Ce Livre d'Or fait entre autres état d'un séjour' heureux de détente et de simple convivialité vécus par Henri KUBNIK, J.C.
BOUSSAC, des tissus, Elisé LAMOTTE, actrice de théâtre, Nono ZAMETT comédien, du Général en Chef de la Gendarmerie de Belgique à Bruxelles. La liste est longue. Que ne puis-je hélas toute la retranscrire !
Le Livre d'Or est aussi une suite !ninterrompue d'émotions au fur et à mesure du déroulement de ses feuillets. La plus forte en moi viendra couronner cette liste.
Ainsi, il n'y a pas si longtemps encore, au début de ce siècle, notre berceau se nommait CHEYLARD. En raison d'une homonymie génératrice d'imbroglios avec LE CHEYLARD en Ardèche, on débaptisa notre commune. Je ne sais par quel hasard, un habitant du pays natal, en passe de désertion, légua son nom. C'était le dernier de la famille ESCOULIN.

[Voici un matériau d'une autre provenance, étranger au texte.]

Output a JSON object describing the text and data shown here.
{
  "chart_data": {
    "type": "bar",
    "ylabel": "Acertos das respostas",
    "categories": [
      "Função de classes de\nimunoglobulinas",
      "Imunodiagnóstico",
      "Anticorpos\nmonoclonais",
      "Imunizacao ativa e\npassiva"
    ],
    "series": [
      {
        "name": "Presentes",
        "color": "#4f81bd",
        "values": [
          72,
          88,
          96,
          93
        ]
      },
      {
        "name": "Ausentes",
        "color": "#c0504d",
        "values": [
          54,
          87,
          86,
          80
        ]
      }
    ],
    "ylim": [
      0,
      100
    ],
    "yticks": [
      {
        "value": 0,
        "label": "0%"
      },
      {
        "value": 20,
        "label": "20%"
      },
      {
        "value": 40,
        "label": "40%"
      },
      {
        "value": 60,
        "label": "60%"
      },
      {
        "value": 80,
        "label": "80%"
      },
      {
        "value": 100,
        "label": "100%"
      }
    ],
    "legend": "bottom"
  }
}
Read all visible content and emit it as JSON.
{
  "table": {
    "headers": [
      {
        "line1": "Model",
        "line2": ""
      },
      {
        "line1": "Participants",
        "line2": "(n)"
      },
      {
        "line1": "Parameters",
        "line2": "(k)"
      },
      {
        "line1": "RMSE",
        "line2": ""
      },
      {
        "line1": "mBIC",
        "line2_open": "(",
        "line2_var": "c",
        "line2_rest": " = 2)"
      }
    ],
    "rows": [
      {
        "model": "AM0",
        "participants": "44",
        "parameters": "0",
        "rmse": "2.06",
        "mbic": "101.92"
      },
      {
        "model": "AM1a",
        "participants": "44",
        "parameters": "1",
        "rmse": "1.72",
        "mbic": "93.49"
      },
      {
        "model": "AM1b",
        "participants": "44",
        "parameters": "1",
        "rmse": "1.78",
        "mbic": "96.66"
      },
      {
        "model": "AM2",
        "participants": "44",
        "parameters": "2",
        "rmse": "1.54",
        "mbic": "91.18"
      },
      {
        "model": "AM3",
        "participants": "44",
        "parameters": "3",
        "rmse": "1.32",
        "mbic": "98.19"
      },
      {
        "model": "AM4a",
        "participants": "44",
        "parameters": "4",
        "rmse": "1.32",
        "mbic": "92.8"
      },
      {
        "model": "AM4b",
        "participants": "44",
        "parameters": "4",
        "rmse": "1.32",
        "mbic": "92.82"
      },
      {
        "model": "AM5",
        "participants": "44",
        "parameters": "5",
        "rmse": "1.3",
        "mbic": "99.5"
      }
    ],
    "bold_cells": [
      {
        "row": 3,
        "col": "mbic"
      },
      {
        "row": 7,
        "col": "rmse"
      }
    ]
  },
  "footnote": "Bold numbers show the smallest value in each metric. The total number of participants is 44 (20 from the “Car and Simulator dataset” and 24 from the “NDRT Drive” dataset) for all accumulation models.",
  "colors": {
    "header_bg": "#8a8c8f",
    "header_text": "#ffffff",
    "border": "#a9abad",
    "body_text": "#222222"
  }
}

Les ruines de sa pauvre demeure apparaissent encore en un recoin presque inaccessible.
Et voilà qu'un descendant, soudain, est réapparu comme une vision presque surannée d'un être pourtant bien réel
André ESCOULIN est venu à Capoue lorsqu'il était encore en activité. Pour la renommée du restaurant, bien sûr, mais une onde secrète l'attirait.
Après avoir eu une carrière éblouissante comme Directeur des Affaire Sociales à la Société Nationale Industrielle Aérospatiale, il prit sa retraite le 30 décembre 1994. Maintenant ses liens avec Yvonne se resserrent, et peut-être écrira-t-il ses mémoires, par devers ses racines, en terre d'ESCOULIN.
Après que M. CAILLET eut quitté ce monde, CAPOUE tout doucement se rendormit. Le palmarès d'Yvonne, composé des géants de nos temps modernes, inscrit dans le Livre d'Or, transforme celui-ci en tablettes indélébiles. Une simple fille de chez nous, issue de notre terre, aura pour les générations futures, implanté un riche souvenir au goût de semi légende.
Elle et son mari ont été le vivant exemple du dynamisme que devrait afficher toute équipe promotionnelle en charge de valoriser nos sites tellement divins et pourtant tellement oubliés de nos médias !
On pourrait aussi exhumer combien de belles histoires que l'on savourait l'hiver sous la lampe à pétrole ou à carbure, en cassant et en triant les noix d'où l'huile extraite avait la saveur d'une onction des dieux de cette terre. Et la chasse, distraction vénérée de nos paisibles montagnards ! A elle seule, elle fournissait un menu d'anecdotes inépuisables où en ces temps anciens, télés et radios ne déversaient pas leur intox. M. CAILLET, lui même grand chasseur devant l'Eternel, invitait aussi ses convives ravis de jouer l'instant d'une journée, les acteurs d'un mémorable safari.

Et maintenant, tout doucement, la nature languissante rappelle ses fantômes. Dans un écrin de rêves et de nostalgies, son environnement reste vierge des souillures de notre civilisation galopante. La végétation luxuriante jusqu'à nos sommets monte une garde qui, hélas, peut-être ne sera pas éternelle.
Je referme avec Yvonne la dernière page de ce grand Livre.
Grâce à lui, j'aurai pour toujours la tête pleine de songes, au soir de nos plus belles nuits d'été.